No, rather, the problem is that we—the Mac and telecom media—have no way to know whether this problem is widespread or limiting to people unhappy enough to post on Apple, Macworld, and other forums. Unless this fine publication were to commission a study to get 1,000 iPhone 3G users selected at random to report their satisfaction with 3G speeds, and, more difficult, to provide statistics of their usage, I don’t see how anyone knows how widespread or severe iPhone 3G throughput issues really are. They could be terrible. They could be mostly terrific.
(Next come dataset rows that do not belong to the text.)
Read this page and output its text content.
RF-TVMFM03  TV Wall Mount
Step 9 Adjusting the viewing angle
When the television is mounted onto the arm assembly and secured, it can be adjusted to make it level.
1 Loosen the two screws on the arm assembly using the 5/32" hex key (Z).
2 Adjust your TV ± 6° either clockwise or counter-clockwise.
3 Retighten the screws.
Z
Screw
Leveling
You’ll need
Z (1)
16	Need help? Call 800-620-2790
Wired is making an attempt to gather data, but it’s self-reported. Self-reported data is entirely unreliable unless you have another loop that lets you calibrate self-reporting information against a random sampling. (If you could get very precise information from 1,000 people and 100,000 others self-report, you might be able to correlate the two bodies of information to correct for self-reporting bias. Or not.)
In the end, how can we tell whether the iPhone 3G is performing as expected—or as people expect it to (which are two different notions)? Word of mouth. Message boards and reporting represent a subset of people willing to talk about or write about a given problem, and both suffer from the squeaky-wheel syndrome. But if the iPhone 3G sales fall below expectations, that might reveal that the word of mouth among actual users to their friends and colleagues drops interest.
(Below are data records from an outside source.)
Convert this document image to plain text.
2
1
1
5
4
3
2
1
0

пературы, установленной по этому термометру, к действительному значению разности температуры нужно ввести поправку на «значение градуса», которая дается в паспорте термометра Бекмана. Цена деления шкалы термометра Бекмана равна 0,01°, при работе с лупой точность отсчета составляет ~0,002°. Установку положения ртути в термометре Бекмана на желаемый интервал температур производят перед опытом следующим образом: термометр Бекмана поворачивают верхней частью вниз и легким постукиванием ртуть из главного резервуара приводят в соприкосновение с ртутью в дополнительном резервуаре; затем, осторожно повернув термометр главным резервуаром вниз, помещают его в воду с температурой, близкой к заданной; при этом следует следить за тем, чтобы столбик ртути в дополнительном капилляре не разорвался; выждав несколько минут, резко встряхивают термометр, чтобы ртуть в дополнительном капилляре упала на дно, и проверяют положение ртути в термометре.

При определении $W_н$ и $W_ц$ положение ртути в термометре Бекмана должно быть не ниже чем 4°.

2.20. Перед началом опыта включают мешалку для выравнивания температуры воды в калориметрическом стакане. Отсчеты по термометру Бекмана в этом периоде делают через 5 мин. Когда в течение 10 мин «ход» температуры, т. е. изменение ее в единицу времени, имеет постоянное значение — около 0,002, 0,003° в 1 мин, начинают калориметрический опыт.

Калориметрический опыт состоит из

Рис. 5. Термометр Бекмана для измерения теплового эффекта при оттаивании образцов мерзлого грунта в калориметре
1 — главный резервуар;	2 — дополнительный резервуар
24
After spending weeks with a loaner iPhone 3G, I don’t bad mouth it: the faster speed is quite nice, especially with audio streaming iPhone applications, and the GPS has worked extremely well wherever I’ve used it. But I’m not shedding my 2.5 iPhone in favor of an iPhone 3G, cost aside. There may or may not be a problem in the 3G phone’s innards, but I don’t find the speed bump a big enough one to get rid of my plain old EDGE iPhone.
[Macworld contributor Glenn Fleishman writes daily about wireless networking at his site Wi-Fi Networking News.]